May I suggest it might be really useful to appoint/hire a quality control manager. If it needs to be a volunteer, well as dedicated and outstanding as a volunteer may be, it will never be their top priority. However, if it needs to be a volunteer, I submit that will be better than the current situation. That person can look at incoming data (use AI here to assist if you have to) and proactively contact observers when things seem to be “going south” or not up to the standard that professionals may need to use the data. That person can assign a mentor if need be.
I realize that as observing gets more and more automated, the avalanche of data arriving to our servers gets larger every day/month. That’s why I suggested AI examination of the incoming data. Let’s not make perfection the enemy of the good. Apply the 80/20 principle and go after the 20 percent who submit 80 percent of the mediocre data. Proactively encourage best practices without them having to search for it. Show them how to transform PERSONALLY. Don’t just point them to resources that they may or, in the case of beginners, probably don’t understand.
Okay, I’ve ranted enough. I have more thoughts but this is long enough.
Thanks again for your quick reply Walt.
Cloudy her tonight so I can CAREFULLY reduce my data. ![]()
…Tim (HTY)
Sorry to hear it is cloudy. Here too. The AAVSO is doing some hiring this year. An educator and a volunteer coordinator have been the priorities for those positions. Both areas of need. The educator role will include updating and improving training materials and opportunities. One of the ideas is more short, on-demand types of training videos/modules since written manuals can be daunting and not necessarily the best format for a lot of people to learn. The volunteer coordinator will help improve coordination of the huge number of volunteers that help in lots of roles.
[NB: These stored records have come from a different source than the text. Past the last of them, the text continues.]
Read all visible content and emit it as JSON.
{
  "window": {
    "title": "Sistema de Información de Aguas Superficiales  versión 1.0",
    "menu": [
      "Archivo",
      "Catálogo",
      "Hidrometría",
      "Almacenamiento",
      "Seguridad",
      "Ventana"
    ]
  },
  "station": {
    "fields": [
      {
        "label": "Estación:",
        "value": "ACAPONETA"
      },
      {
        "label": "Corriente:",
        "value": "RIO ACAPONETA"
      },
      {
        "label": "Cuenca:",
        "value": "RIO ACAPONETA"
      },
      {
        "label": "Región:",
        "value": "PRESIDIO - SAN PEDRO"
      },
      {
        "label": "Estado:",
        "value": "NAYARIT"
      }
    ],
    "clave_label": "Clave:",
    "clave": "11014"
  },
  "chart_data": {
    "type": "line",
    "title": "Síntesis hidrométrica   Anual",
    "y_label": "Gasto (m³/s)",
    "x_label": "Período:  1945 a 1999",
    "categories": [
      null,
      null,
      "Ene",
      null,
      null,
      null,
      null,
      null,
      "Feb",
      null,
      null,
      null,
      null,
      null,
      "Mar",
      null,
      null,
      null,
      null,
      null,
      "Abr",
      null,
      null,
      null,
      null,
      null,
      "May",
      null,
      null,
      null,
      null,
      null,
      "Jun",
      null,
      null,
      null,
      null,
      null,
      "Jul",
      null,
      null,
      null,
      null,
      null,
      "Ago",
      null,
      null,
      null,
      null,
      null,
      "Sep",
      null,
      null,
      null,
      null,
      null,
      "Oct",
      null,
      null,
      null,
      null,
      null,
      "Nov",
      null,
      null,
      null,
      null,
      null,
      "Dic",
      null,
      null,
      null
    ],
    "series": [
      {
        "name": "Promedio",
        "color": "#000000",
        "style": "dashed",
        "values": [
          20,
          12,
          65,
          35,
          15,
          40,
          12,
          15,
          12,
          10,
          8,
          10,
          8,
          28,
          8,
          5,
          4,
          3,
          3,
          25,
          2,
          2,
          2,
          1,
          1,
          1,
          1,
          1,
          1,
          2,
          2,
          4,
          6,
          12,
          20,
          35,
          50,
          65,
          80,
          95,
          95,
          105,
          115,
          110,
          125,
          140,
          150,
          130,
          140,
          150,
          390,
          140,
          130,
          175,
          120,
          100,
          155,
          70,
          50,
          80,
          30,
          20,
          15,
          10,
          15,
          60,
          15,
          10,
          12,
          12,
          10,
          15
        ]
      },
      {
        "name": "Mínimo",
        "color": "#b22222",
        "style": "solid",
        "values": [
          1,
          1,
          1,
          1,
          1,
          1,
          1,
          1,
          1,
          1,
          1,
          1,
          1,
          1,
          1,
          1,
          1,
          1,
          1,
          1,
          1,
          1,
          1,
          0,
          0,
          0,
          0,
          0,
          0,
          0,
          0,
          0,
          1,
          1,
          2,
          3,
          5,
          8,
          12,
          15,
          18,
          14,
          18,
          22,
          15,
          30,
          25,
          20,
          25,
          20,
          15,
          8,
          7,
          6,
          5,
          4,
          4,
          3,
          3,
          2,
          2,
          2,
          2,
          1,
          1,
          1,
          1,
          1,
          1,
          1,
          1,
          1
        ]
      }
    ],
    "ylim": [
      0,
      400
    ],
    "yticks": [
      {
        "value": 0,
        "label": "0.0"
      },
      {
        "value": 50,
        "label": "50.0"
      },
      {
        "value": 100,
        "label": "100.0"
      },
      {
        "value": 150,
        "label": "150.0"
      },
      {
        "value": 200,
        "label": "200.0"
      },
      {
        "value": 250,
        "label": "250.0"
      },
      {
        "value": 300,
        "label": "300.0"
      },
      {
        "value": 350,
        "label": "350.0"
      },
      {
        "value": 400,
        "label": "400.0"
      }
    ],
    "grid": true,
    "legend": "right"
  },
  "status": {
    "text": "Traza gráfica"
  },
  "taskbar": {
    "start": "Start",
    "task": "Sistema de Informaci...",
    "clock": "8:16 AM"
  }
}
The Data Quality Task Force spent a lot of time looking at automated ways to identify bad data. That turned out to be a very difficult thing to figure out. The most straightforward ways don’t work very well in many cases unfortunately. Variable stars do too many things in too many different ways for simple statistical methods to be very robust. If the systems aren’t very robust, it means people get notifications of problems with their data that aren’t problems with their data and that’s not a good thing either.
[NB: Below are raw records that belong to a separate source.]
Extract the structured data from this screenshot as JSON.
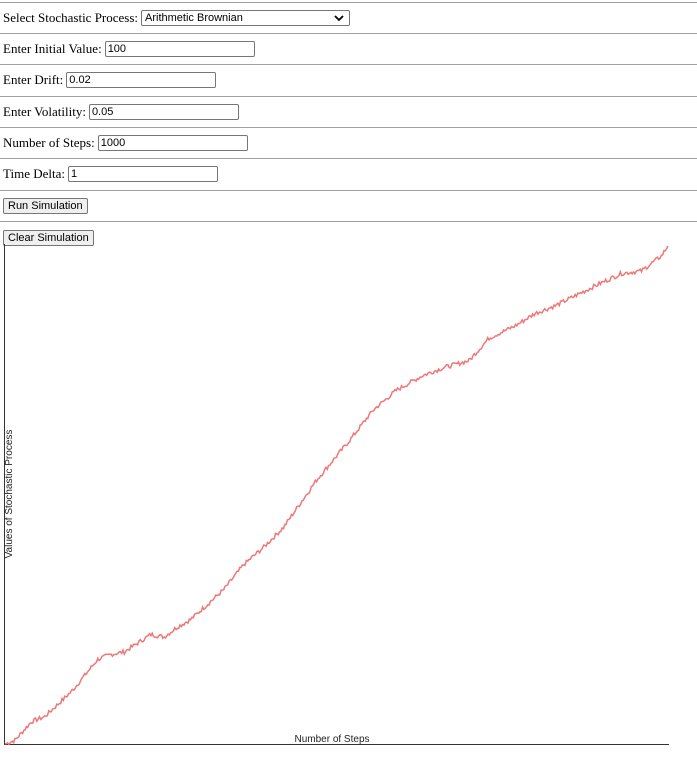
{
  "form": {
    "process_label": "Select Stochastic Process:",
    "process_value": "Arithmetic Brownian",
    "initial_label": "Enter Initial Value:",
    "initial_value": "100",
    "drift_label": "Enter Drift:",
    "drift_value": "0.02",
    "volatility_label": "Enter Volatility:",
    "volatility_value": "0.05",
    "steps_label": "Number of Steps:",
    "steps_value": "1000",
    "dt_label": "Time Delta:",
    "dt_value": "1"
  },
  "buttons": {
    "run_label": "Run Simulation",
    "clear_label": "Clear Simulation"
  },
  "chart_data": {
    "type": "line",
    "xlabel": "Number of Steps",
    "ylabel": "Values of Stochastic Process",
    "xlim": [
      0,
      1000
    ],
    "ylim": [
      100,
      120
    ],
    "grid": false,
    "color": "#ee7777",
    "series": [
      {
        "x": [
          0,
          15,
          40,
          60,
          100,
          140,
          160,
          180,
          220,
          240,
          260,
          280,
          330,
          360,
          390,
          420,
          470,
          520,
          555,
          590,
          630,
          660,
          700,
          730,
          770,
          800,
          830,
          860,
          890,
          930,
          960,
          990,
          1000
        ],
        "values": [
          100.0,
          100.15,
          100.9,
          101.1,
          102.1,
          103.4,
          103.6,
          103.7,
          104.4,
          104.3,
          104.7,
          105.0,
          106.2,
          107.2,
          107.9,
          108.7,
          110.6,
          112.2,
          113.4,
          114.2,
          114.8,
          115.1,
          115.4,
          116.3,
          116.8,
          117.3,
          117.6,
          118.0,
          118.4,
          118.9,
          119.0,
          119.6,
          120.0
        ]
      }
    ]
  }
}
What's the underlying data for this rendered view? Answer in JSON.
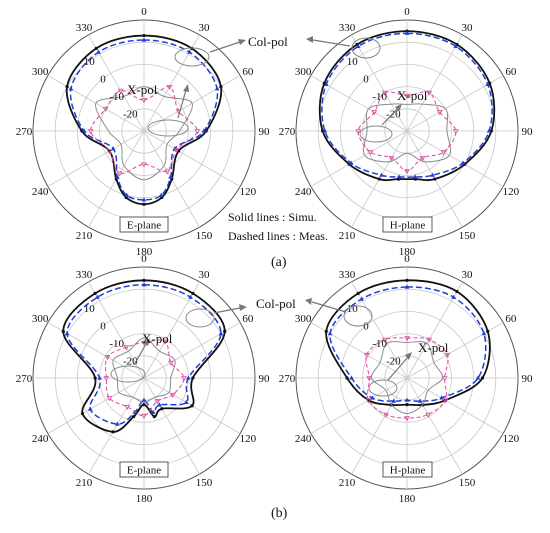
{
  "figure": {
    "sub_labels": [
      "(a)",
      "(b)"
    ],
    "notes": [
      "Solid lines : Simu.",
      "Dashed lines : Meas."
    ],
    "annotations": {
      "co_pol": "Col-pol",
      "x_pol": "X-pol"
    }
  },
  "colors": {
    "simu_co": "#111111",
    "meas_co": "#1f3fd6",
    "simu_x": "#8a8a8a",
    "meas_x": "#e0479e"
  },
  "chart_data": [
    {
      "type": "polar",
      "panel": "a-left",
      "plane_label": "E-plane",
      "angle_ticks": [
        "0",
        "30",
        "60",
        "90",
        "120",
        "150",
        "180",
        "210",
        "240",
        "270",
        "300",
        "330"
      ],
      "radial_ticks": [
        "10",
        "0",
        "-10",
        "-20"
      ],
      "rlim": [
        -30,
        20
      ],
      "grid": true,
      "series": [
        {
          "name": "Col-pol Simu.",
          "style": "solid",
          "color": "simu_co",
          "angles": [
            0,
            30,
            60,
            90,
            120,
            150,
            165,
            180,
            195,
            210,
            240,
            270,
            300,
            330
          ],
          "values": [
            13,
            13,
            10,
            -2,
            -12,
            -5,
            1,
            3,
            1,
            -5,
            -12,
            -2,
            10,
            13
          ]
        },
        {
          "name": "Col-pol Meas.",
          "style": "dashed",
          "color": "meas_co",
          "angles": [
            0,
            30,
            60,
            90,
            120,
            150,
            165,
            180,
            195,
            210,
            240,
            270,
            300,
            330
          ],
          "values": [
            11,
            11,
            8,
            -3,
            -14,
            -6,
            0,
            1,
            0,
            -6,
            -14,
            -3,
            8,
            11
          ]
        },
        {
          "name": "X-pol Simu.",
          "style": "solid",
          "color": "simu_x",
          "angles": [
            0,
            30,
            60,
            90,
            120,
            150,
            180,
            210,
            240,
            270,
            300,
            330
          ],
          "values": [
            -10,
            -12,
            -5,
            -14,
            -18,
            -12,
            -8,
            -12,
            -18,
            -14,
            -5,
            -12
          ]
        },
        {
          "name": "X-pol Meas.",
          "style": "dashed",
          "color": "meas_x",
          "angles": [
            0,
            30,
            60,
            90,
            120,
            150,
            180,
            210,
            240,
            270,
            300,
            330
          ],
          "values": [
            -16,
            -7,
            -12,
            -6,
            -13,
            -9,
            -15,
            -8,
            -12,
            -6,
            -10,
            -9
          ]
        }
      ]
    },
    {
      "type": "polar",
      "panel": "a-right",
      "plane_label": "H-plane",
      "angle_ticks": [
        "0",
        "30",
        "60",
        "90",
        "120",
        "150",
        "180",
        "210",
        "240",
        "270",
        "300",
        "330"
      ],
      "radial_ticks": [
        "10",
        "0",
        "-10",
        "-20"
      ],
      "rlim": [
        -30,
        20
      ],
      "grid": true,
      "series": [
        {
          "name": "Col-pol Simu.",
          "style": "solid",
          "color": "simu_co",
          "angles": [
            0,
            30,
            60,
            90,
            120,
            150,
            170,
            190,
            210,
            240,
            270,
            300,
            330
          ],
          "values": [
            15,
            15,
            13,
            8,
            0,
            -5,
            -8,
            -8,
            -5,
            0,
            8,
            13,
            15
          ]
        },
        {
          "name": "Col-pol Meas.",
          "style": "dashed",
          "color": "meas_co",
          "angles": [
            0,
            30,
            60,
            90,
            120,
            150,
            170,
            190,
            210,
            240,
            270,
            300,
            330
          ],
          "values": [
            14,
            14,
            12,
            7,
            -1,
            -7,
            -9,
            -9,
            -7,
            -1,
            7,
            12,
            14
          ]
        },
        {
          "name": "X-pol Simu.",
          "style": "solid",
          "color": "simu_x",
          "angles": [
            0,
            30,
            60,
            90,
            120,
            150,
            180,
            210,
            240,
            270,
            300,
            330
          ],
          "values": [
            -18,
            -16,
            -10,
            -12,
            -8,
            -14,
            -20,
            -14,
            -8,
            -12,
            -10,
            -16
          ]
        },
        {
          "name": "X-pol Meas.",
          "style": "dashed",
          "color": "meas_x",
          "angles": [
            0,
            30,
            60,
            90,
            120,
            150,
            180,
            210,
            240,
            270,
            300,
            330
          ],
          "values": [
            -14,
            -10,
            -13,
            -8,
            -11,
            -16,
            -12,
            -16,
            -11,
            -8,
            -13,
            -10
          ]
        }
      ]
    },
    {
      "type": "polar",
      "panel": "b-left",
      "plane_label": "E-plane",
      "angle_ticks": [
        "0",
        "30",
        "60",
        "90",
        "120",
        "150",
        "180",
        "210",
        "240",
        "270",
        "300",
        "330"
      ],
      "radial_ticks": [
        "10",
        "0",
        "-10",
        "-20"
      ],
      "rlim": [
        -30,
        20
      ],
      "grid": true,
      "series": [
        {
          "name": "Col-pol Simu.",
          "style": "solid",
          "color": "simu_co",
          "angles": [
            0,
            30,
            60,
            90,
            120,
            150,
            165,
            180,
            195,
            210,
            240,
            270,
            300,
            330
          ],
          "values": [
            14,
            14,
            12,
            -8,
            -5,
            -14,
            -12,
            -18,
            -12,
            -2,
            2,
            -8,
            12,
            14
          ]
        },
        {
          "name": "Col-pol Meas.",
          "style": "dashed",
          "color": "meas_co",
          "angles": [
            0,
            30,
            60,
            90,
            120,
            150,
            165,
            180,
            195,
            210,
            240,
            270,
            300,
            330
          ],
          "values": [
            12,
            12,
            10,
            -10,
            -8,
            -16,
            -14,
            -20,
            -14,
            -6,
            -2,
            -10,
            10,
            12
          ]
        },
        {
          "name": "X-pol Simu.",
          "style": "solid",
          "color": "simu_x",
          "angles": [
            0,
            30,
            60,
            90,
            120,
            150,
            180,
            210,
            240,
            270,
            300,
            330
          ],
          "values": [
            -12,
            -16,
            -14,
            -18,
            -17,
            -20,
            -19,
            -20,
            -17,
            -18,
            -14,
            -16
          ]
        },
        {
          "name": "X-pol Meas.",
          "style": "dashed",
          "color": "meas_x",
          "angles": [
            0,
            30,
            60,
            90,
            120,
            150,
            180,
            210,
            240,
            270,
            300,
            330
          ],
          "values": [
            -14,
            -11,
            -16,
            -12,
            -15,
            -18,
            -13,
            -15,
            -12,
            -13,
            -11,
            -14
          ]
        }
      ]
    },
    {
      "type": "polar",
      "panel": "b-right",
      "plane_label": "H-plane",
      "angle_ticks": [
        "0",
        "30",
        "60",
        "90",
        "120",
        "150",
        "180",
        "210",
        "240",
        "270",
        "300",
        "330"
      ],
      "radial_ticks": [
        "10",
        "0",
        "-10",
        "-20"
      ],
      "rlim": [
        -30,
        20
      ],
      "grid": true,
      "series": [
        {
          "name": "Col-pol Simu.",
          "style": "solid",
          "color": "simu_co",
          "angles": [
            0,
            30,
            60,
            90,
            120,
            150,
            180,
            210,
            240,
            270,
            300,
            330
          ],
          "values": [
            14,
            15,
            12,
            4,
            -10,
            -16,
            -18,
            -16,
            -10,
            -3,
            12,
            14
          ]
        },
        {
          "name": "Col-pol Meas.",
          "style": "dashed",
          "color": "meas_co",
          "angles": [
            0,
            30,
            60,
            90,
            120,
            150,
            180,
            210,
            240,
            270,
            300,
            330
          ],
          "values": [
            11,
            12,
            10,
            2,
            -12,
            -18,
            -20,
            -18,
            -12,
            -5,
            10,
            11
          ]
        },
        {
          "name": "X-pol Simu.",
          "style": "solid",
          "color": "simu_x",
          "angles": [
            0,
            30,
            60,
            90,
            120,
            150,
            180,
            210,
            240,
            270,
            300,
            330
          ],
          "values": [
            -14,
            -12,
            -16,
            -14,
            -19,
            -16,
            -14,
            -16,
            -19,
            -14,
            -16,
            -12
          ]
        },
        {
          "name": "X-pol Meas.",
          "style": "dashed",
          "color": "meas_x",
          "angles": [
            0,
            30,
            60,
            90,
            120,
            150,
            180,
            210,
            240,
            270,
            300,
            330
          ],
          "values": [
            -12,
            -10,
            -9,
            -13,
            -10,
            -11,
            -12,
            -11,
            -10,
            -13,
            -9,
            -10
          ]
        }
      ]
    }
  ]
}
The Data Quality Task Force’s work was pre-AI boom. Maybe that changes things. I’m not sure. I’m still afraid of sending emails to people saying we think their data is bad if it’s really the AI algorithm that’s bad. If AI is right 80% of the time, that’s still a lot of emails telling people the wrong thing.
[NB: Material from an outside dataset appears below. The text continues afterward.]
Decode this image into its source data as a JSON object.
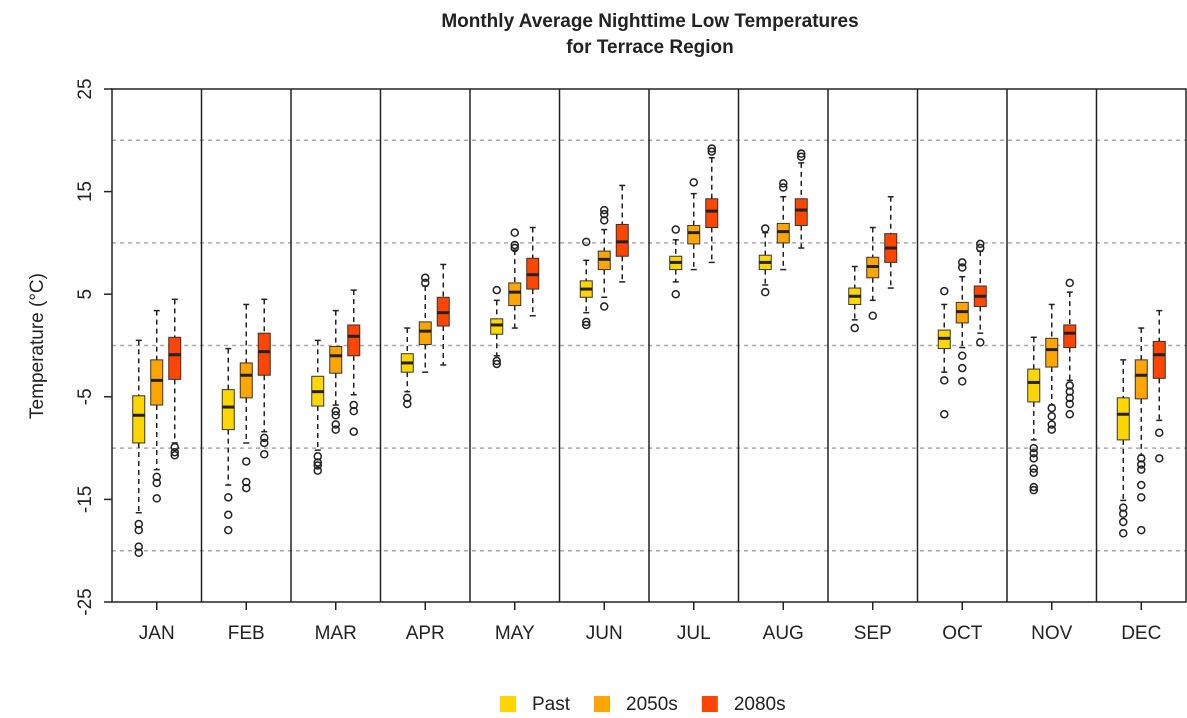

Your point about personal contact with people to help them learn and develop their skills is dead on. The more people helping with that the better. We all had to learn and we all have made mistakes in the process. I think organizing and expanding that effort is something the new volunteer coordinator and educator will really be able to help with.
-Walt
Would anyone consider volunteering for a quality control role? That would be a great help for the AAVSO and for observers, especially new ones. My email is wcooney@aavso.org if you want to discuss it some.
-Walt
I notice that my remark is causing quite a stir. It wasn’t actually about the new observers, but when I look at light curves online, I sometimes see a lot of points in a curve with a great deal of spread, and these were logged by experienced photometric observers. Sometimes it is only a small part of a curve, which makes one realize that this serves no other purpose than to inflate the number of observations so that people can say that you, as an observer, have made many observations. But unfortunately, the quality of those observations is very poor.